In September 2020, NHS Scotland kicked off the digital part of the mass vaccination programme, to develop a management tool at the point of vaccination, says Mitchelson. “The tool needed to be linked to the CHI number and had to manage the schedule for mass vaccination centres,” he adds. This is the third application built on the ServiceNow platform.
Launched nationwide on 20 January, the vaccine management system developed on the Now Platform integrates and digitises the vaccine administration process, and scheduled 220,000 vaccination appointments in the first 12 hours.
Mitchelson says it made sense to extend this tool to enable GP clinics to set up vaccination slots and scheduling and be able to send out appointment letters via Royal Mail. As it continues the mass vaccination programme, NHS Scotland has now extended the platform to enable the general public to book vaccination appointments via a public portal.
“The public portal is a big opportunity for us – but it is also a big cyber risk,” says Mitchelson. He adds that although it was good enough to go live with 80% functionality, for the internally focused vaccination scheduling system for healthcare users, the public portal needed more care and had to be secure.
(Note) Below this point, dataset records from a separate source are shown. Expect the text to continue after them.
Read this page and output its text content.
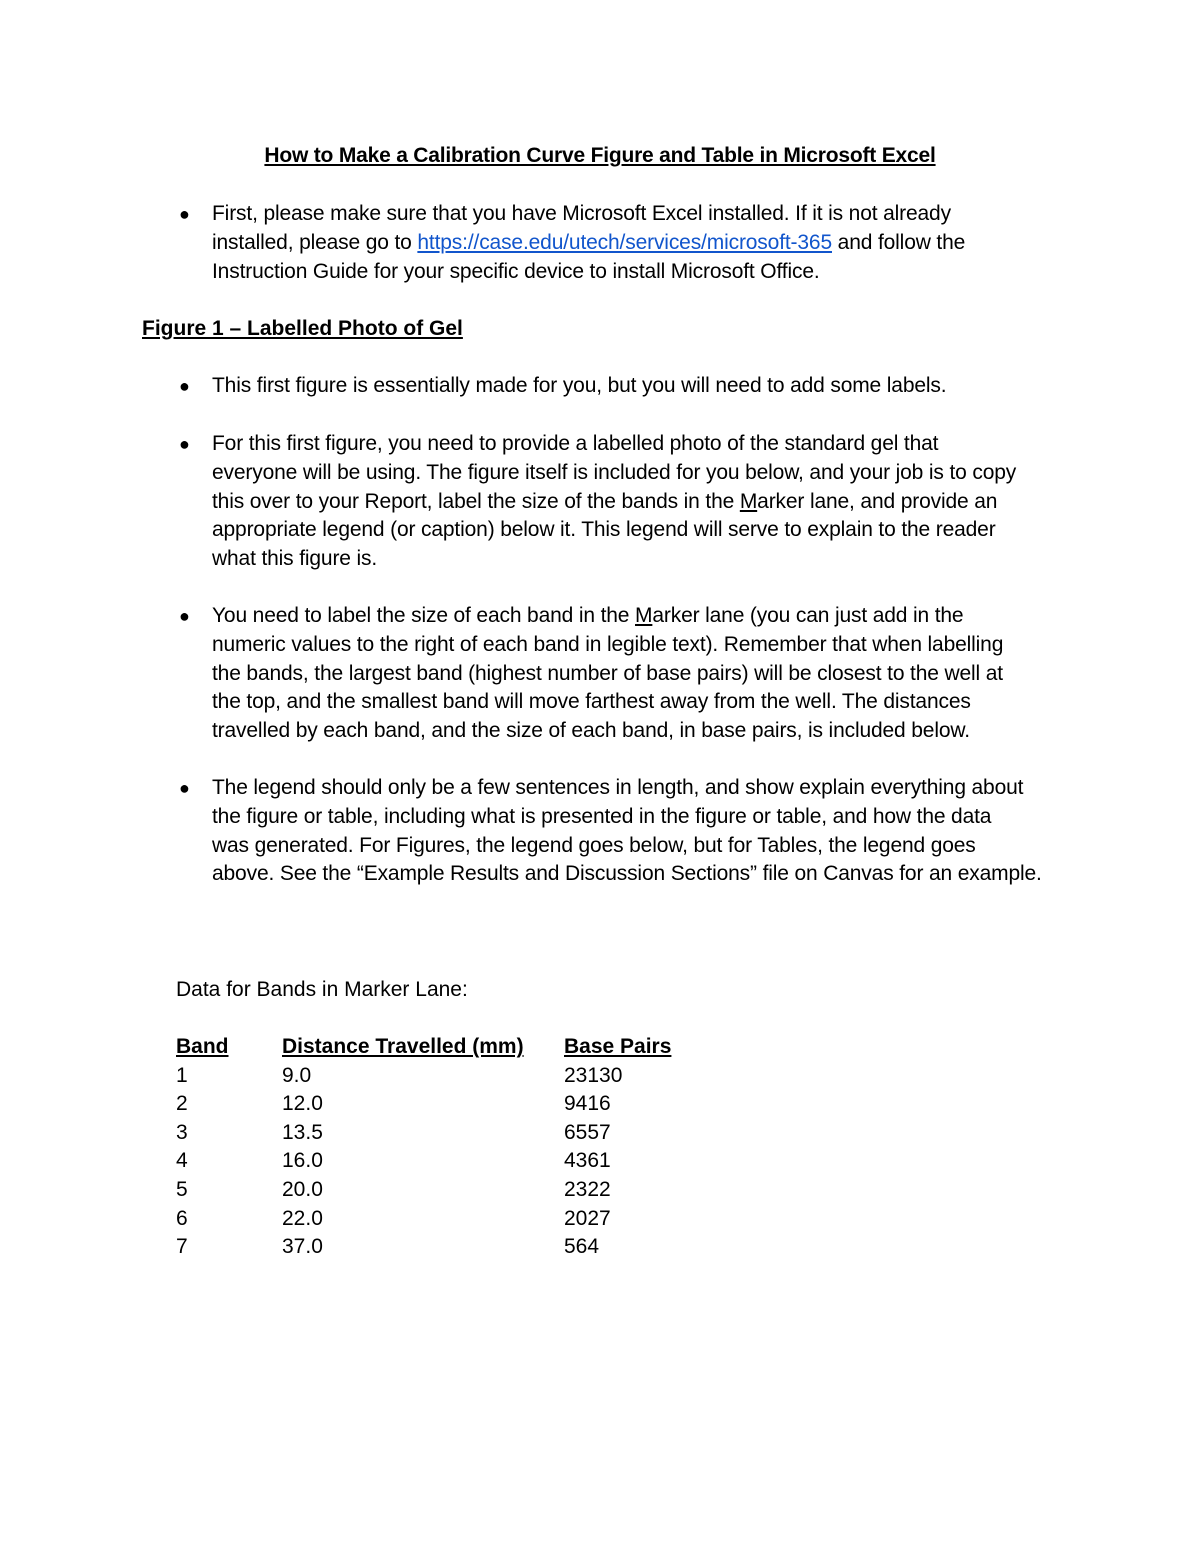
How to Make a Calibration Curve Figure and Table in Microsoft Excel
● First, please make sure that you have Microsoft Excel installed. If it is not already
installed, please go to https://case.edu/utech/services/microsoft-365 and follow the
Instruction Guide for your specific device to install Microsoft Office.
Figure 1 – Labelled Photo of Gel
● This first figure is essentially made for you, but you will need to add some labels.
● For this first figure, you need to provide a labelled photo of the standard gel that
everyone will be using. The figure itself is included for you below, and your job is to copy
this over to your Report, label the size of the bands in the Marker lane, and provide an
appropriate legend (or caption) below it. This legend will serve to explain to the reader
what this figure is.
● You need to label the size of each band in the Marker lane (you can just add in the
numeric values to the right of each band in legible text). Remember that when labelling
the bands, the largest band (highest number of base pairs) will be closest to the well at
the top, and the smallest band will move farthest away from the well. The distances
travelled by each band, and the size of each band, in base pairs, is included below.
● The legend should only be a few sentences in length, and show explain everything about
the figure or table, including what is presented in the figure or table, and how the data
was generated. For Figures, the legend goes below, but for Tables, the legend goes
above. See the “Example Results and Discussion Sections” file on Canvas for an example.
Data for Bands in Marker Lane:
Band	Distance Travelled (mm)	Base Pairs
1	9.0	23130
2	12.0	9416
3	13.5	6557
4	16.0	4361
5	20.0	2322
6	22.0	2027
7	37.0	564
What began as an IT service management project has turned into something that is integral to the mass roll-out of coronavirus vaccination across Scotland. Mitchelson says the team is now dealing with a backlog of requests for enhancements to the ServiceNow platform. “We will be looking at the supply chain and stock of vaccination,” he says. “Is supply going to the right places? It is always good to have a dashboard.”